After the Second World War and prior to becoming a member of the European Union, NATO, and the Council of Europe, Bulgaria was a satellite of the Soviet Union. Becoming a member of the European Union was not easy for Bulgaria; before joining in 2007, Bulgaria was tormented by corruption and organized crime. Today, corruption is still the main cause of nation-wide protests. In early 2013, the perception that the government had close ties to foreign-owned privatized monopolies led to an increase in the fuel costs and sparked violent protests.

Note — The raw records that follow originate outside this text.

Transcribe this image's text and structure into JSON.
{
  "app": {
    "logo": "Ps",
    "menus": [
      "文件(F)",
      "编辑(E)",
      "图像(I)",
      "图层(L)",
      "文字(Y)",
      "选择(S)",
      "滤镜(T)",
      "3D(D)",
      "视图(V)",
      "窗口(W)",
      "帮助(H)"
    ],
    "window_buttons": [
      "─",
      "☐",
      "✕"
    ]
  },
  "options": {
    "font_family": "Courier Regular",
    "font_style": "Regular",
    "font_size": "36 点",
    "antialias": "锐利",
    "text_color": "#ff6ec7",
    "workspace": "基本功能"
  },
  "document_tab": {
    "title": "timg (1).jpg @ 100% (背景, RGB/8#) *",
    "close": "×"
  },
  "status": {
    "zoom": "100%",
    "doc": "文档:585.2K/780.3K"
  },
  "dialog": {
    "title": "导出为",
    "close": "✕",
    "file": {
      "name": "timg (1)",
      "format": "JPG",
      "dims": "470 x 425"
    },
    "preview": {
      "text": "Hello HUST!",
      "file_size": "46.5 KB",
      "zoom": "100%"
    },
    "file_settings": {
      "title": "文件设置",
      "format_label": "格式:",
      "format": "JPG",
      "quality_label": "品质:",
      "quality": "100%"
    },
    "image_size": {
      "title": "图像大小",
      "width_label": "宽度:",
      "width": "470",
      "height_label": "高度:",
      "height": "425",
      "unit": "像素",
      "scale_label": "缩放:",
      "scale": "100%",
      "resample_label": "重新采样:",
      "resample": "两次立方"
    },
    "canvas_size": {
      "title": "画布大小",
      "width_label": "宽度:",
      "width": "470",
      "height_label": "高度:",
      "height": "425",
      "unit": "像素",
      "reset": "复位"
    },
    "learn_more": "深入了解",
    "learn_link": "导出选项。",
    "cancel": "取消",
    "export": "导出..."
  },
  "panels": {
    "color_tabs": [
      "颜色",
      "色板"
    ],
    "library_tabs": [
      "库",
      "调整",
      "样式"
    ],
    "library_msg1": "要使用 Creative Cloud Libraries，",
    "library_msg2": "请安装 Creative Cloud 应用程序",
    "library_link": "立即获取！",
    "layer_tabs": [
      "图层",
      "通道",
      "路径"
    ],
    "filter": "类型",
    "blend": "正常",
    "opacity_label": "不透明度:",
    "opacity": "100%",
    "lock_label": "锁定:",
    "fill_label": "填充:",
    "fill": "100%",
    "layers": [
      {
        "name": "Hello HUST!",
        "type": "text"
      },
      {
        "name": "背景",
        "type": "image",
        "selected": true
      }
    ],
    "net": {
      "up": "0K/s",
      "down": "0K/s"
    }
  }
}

Bulgaria’s economy has been unstable and weak for the past decade. In 2013, the unemployment rate in Bulgaria was nearly 13 percent. It is now now recovering slowly and is estimated to decline slightly in the coming years. The economic sector responsible for the highest share of total employment in Bulgaria is the services sector, while the share of the agricultural sector, once one of the country's main economic pillars, is slowly declining. Bulgaria’s trade deficit has decreased significantly as a result of EU accession in 2007. Since there are now fewer barriers to trade, most of Bulgaria's main export partners are now EU member states.
There are other silver linings to Bulgarian economy. Despite the high unemployment rate, it is estimated that gross domestic product per capita in Bulgaria has been on the rise for the past ten years. Still, the inflation rate, estimated to recover from a three-year deflation in 2017, is anything but stable. All in all, Bulgaria is an emerging market with a cautiously promising future.